If your inner world is an authoritarian one keeping you anxiously locked in, you can start by questioning. What is it you want? What would you like to change about your normal life? What stops you from choosing something different? If the ‘worried neighbours’ of your internal world are softening your responses, go ahead and ask yourself again. What is it you really want? And what is it that you don’t want? Be curious. How do your answers make you feel? 

 

Draconian governments do not like questions because they threaten the order of things. Expect a protest from your inner militia but listen to those internal murmurings, the feelings you have historically filed away. It may just be the start to finding your new normal.

 

Original article published here on Welldoing.org

 

Some theoretical background:

 

I have intended this article to be jargon-free, but my thinking is influenced by Jungian analyst Donald Kalsched, author of “Inner World of Trauma” (1996) and “Trauma and the Soul” (2013). Kalsched (2013, p11) writes: “A life-saving split occurs that we call dissociation... the unbearable affect is distributed to different parts of the psyche/soma.

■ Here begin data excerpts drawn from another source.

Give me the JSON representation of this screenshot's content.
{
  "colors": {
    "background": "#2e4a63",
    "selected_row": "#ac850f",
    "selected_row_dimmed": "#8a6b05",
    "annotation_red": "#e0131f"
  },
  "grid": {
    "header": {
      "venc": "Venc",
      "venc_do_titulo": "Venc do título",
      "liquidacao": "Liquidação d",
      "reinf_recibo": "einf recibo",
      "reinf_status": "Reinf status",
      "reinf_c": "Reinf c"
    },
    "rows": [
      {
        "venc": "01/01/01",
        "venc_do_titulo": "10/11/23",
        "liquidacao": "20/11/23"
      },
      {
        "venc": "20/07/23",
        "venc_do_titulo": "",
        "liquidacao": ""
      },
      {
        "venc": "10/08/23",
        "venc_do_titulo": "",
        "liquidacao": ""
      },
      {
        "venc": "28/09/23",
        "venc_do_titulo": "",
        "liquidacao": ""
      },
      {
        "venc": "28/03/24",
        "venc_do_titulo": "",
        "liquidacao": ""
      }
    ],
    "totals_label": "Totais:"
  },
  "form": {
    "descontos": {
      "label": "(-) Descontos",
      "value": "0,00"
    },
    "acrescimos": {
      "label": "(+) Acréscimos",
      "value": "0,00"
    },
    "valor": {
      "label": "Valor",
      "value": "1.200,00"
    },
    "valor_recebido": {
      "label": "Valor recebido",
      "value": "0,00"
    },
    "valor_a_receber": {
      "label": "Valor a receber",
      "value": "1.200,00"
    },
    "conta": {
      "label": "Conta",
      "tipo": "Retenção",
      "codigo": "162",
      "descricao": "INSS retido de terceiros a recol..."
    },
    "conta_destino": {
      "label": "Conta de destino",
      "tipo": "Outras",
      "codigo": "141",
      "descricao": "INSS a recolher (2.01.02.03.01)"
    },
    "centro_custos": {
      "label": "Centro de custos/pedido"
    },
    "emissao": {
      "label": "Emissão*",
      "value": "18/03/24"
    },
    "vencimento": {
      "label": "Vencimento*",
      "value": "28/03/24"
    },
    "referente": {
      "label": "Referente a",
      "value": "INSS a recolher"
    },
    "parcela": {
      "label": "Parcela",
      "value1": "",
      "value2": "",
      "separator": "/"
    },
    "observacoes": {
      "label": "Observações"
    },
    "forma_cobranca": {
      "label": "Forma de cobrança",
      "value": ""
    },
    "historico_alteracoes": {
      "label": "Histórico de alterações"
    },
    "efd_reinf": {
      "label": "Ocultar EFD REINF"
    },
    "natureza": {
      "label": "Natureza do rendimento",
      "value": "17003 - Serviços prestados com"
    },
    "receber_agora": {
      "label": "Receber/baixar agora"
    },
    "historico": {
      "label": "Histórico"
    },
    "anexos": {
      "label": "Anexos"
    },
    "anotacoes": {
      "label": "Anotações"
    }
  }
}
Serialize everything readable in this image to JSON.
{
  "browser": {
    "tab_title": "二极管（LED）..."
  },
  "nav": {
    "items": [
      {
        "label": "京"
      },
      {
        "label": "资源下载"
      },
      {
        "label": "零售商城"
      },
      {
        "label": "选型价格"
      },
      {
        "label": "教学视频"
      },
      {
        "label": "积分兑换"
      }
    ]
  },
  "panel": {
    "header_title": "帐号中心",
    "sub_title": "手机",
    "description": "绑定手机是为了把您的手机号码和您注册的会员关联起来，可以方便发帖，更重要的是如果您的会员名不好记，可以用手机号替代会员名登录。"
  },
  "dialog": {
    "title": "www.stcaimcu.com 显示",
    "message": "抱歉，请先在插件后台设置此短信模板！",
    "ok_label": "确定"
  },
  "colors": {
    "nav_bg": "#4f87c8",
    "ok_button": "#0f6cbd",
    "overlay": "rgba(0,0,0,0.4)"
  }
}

These parts cease to know about each other so that the personality does not have to suffer the unspeakable horror of trauma as a whole... these self-divisions have survival value because they save a part of the child’s innocence and aliveness by splitting it off from the rest of the personality, preserving it in the unconscious for possible future growth and surrounding it with an implicit narrative... eventually made explicit in dreams.” Kalsched draws comparisons with the theoretical writings of psychoanalyst Sandor Ferenczi (1933), psychiatrist Ronald Fairbairn (1981) and psychologist Harry Guntrip (1969). "Usually," says Kalsched, "the regressed part of the personality is represented as a child or infant, often locked away in an “inner cocoon” (Modell, 1984), an “imprisoning sanctuary” (Eigen, 1995) or a "psychic retreat” (Steiner, 1993), whereas the progressed part might appear as a sadistic tyrannical figure, attacking or imprisoning the child (Fairbairn, 1981).”